The conflict has alarmed the international community, particularly as the area is one where other militant organizations, including Al-Qaeda and the Daesh group, still have a presence and have been trying to resurface.
Pakistan accuses Afghanistan’s Taliban government of harboring militant groups that stage attacks against it and also of allying with its archrival India.
Border clashes in October killed dozens of soldiers, civilians and suspected militants until a Qatari-mediated ceasefire ended the intense fighting. But several rounds of peace talks in Turkiye in November failed to produce a lasting agreement, and the two sides have occasionally traded fire since then.
On Sunday, the police headquarters of Parwan province, where Bagram is located, said in a statement that several Pakistani military jets had entered Afghan airspace “and attempted to bomb Bagram Air Base” at around 5 a.m.
The statement said Afghan forces responded with “anti-aircraft and missile defense systems” and had managed to thwart the attack.
There was no immediate response from Pakistan’s military or government regarding Kabul’s claim of attempted airstrikes on Bagram or the ongoing fighting.
Bagram was the United States’ largest military base in Afghanistan. It was taken over by the Taliban as they swept across the country and took control in the wake of the chaotic US withdrawal from the country in 2021. Last year, US President Donald Trump suggested he wanted to reestablish a US presence at the base.
The current fighting began when Afghanistan launched a broad cross-border attack on Thursday night, saying it was in retaliation for Pakistani airstrikes the previous Sunday.
Pakistan had said its airstrike had targeted the outlawed Pakistani Taliban, also known as Tehreek-e-Taliban Pakistan, or TTP. Afghanistan had said only civilians were killed.
The TTP militant group, which is separate but closely allied with Afghanistan’s ruling Taliban, operates inside Pakistan, where it has been blamed for hundreds of deaths in bombings and other attacks over the years.
Pakistan accuses Afghanistan’s Taliban government of providing a safe haven within Afghanistan for the TTP, an accusation that Afghanistan denies.
After Thursday’s Afghan attack, Pakistani Defense Minister Khawaja Mohammad Asif declared that “our patience has now run out. Now it is open war between us.”
In the ongoing fighting, each side claims to have killed hundreds of the other side’s forces — and both governments put their own casualties at drastically lower numbers.
Two Pakistani security officials said that Pakistani ground forces were still in control on Sunday of a key Afghan post and a 32-square-kilometer area in the southern Zhob sector near Kandahar province, after having seized it during fighting Friday. The captured post and surrounding area remain under Pakistani control, they added. The officials spoke on condition of anonymity, because they weren’t authorized to speak publicly.
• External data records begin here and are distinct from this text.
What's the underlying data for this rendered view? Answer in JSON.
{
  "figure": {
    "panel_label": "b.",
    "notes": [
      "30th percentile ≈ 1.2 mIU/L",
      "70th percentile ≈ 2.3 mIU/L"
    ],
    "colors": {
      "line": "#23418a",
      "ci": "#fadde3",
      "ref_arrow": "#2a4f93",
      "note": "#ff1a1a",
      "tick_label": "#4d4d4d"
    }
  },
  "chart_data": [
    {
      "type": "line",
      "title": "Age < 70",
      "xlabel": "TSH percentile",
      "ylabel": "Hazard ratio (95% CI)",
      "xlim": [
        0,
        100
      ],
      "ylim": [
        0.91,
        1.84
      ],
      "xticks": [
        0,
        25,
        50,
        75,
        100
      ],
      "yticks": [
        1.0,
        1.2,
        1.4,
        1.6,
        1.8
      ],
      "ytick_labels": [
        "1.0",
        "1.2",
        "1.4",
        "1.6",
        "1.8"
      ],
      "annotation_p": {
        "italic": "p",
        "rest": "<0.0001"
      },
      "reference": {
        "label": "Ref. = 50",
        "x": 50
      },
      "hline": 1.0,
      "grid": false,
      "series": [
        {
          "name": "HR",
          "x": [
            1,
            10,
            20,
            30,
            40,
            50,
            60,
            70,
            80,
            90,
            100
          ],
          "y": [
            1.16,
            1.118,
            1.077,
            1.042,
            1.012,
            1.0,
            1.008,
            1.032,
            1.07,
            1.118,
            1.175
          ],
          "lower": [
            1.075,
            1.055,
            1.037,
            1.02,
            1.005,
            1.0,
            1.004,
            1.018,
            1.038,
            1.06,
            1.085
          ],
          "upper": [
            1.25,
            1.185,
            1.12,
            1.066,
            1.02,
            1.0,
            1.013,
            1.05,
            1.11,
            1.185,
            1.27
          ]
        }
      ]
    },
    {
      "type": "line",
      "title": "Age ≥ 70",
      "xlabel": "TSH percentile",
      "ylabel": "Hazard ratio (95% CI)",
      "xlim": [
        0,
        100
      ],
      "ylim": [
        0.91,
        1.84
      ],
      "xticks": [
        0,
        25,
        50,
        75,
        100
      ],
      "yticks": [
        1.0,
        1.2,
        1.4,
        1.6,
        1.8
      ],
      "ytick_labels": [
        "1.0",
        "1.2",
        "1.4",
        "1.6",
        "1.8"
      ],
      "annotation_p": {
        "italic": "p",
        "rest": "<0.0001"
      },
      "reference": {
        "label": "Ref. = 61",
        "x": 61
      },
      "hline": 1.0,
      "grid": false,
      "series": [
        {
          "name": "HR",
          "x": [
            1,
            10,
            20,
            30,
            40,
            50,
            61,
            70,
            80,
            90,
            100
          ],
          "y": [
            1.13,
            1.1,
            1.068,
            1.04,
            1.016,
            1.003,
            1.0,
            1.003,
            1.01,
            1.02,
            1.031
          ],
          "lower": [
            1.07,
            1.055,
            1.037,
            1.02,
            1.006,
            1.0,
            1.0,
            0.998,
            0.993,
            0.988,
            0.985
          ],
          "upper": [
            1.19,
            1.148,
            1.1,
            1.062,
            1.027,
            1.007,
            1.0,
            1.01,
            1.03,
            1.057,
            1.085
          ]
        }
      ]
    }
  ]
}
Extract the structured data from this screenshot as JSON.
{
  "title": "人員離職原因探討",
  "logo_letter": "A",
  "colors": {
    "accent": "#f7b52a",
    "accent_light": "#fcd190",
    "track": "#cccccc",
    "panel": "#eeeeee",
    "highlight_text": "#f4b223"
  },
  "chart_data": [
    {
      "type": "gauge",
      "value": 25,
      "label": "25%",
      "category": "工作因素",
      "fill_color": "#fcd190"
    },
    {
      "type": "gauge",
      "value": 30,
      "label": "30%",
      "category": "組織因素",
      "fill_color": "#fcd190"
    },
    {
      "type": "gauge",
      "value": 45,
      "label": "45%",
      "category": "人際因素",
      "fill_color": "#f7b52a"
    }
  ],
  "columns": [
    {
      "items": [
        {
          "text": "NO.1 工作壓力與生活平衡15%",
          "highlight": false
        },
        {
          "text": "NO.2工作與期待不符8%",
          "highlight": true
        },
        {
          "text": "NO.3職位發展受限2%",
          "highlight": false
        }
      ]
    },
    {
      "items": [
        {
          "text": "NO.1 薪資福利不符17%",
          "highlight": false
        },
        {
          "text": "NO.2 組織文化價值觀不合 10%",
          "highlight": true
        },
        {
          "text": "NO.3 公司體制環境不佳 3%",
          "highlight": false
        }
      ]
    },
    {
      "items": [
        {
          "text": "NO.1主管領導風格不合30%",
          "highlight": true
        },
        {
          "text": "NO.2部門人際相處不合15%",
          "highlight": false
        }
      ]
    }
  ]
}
In Kabul, the Afghan government rejected Pakistan’s claims. Deputy government spokesman Hamdullah Fitrat called the reports “baseless.”
Afghan officials said that fighting had continued overnight and into Sunday in the border areas.
The police command spokesman for Nangarhar province, Said Tayyeb Hammad, said that anti-aircraft missiles were used from the provincial capital, Jalalabad, and surrounding areas on Pakistani fighter jets flying overhead Sunday morning.
Defense Ministry spokesman Enayatulah Khowarazmi said that Afghan forces had launched counterattacks with snipers across the border from Nangarhar, Paktia, Khost and Kandahar provinces overnight. He said that two Pakistani drones had been shot down and dozens of Pakistani soldiers had been killed.
Fitrat said that Pakistani drone attacks hit civilian homes in Nangarhar province late Saturday, killing a woman and a child, while mortar fire killed another civilian when it hit a home in Paktia province.
There was no immediate response to the claims from Pakistani officials.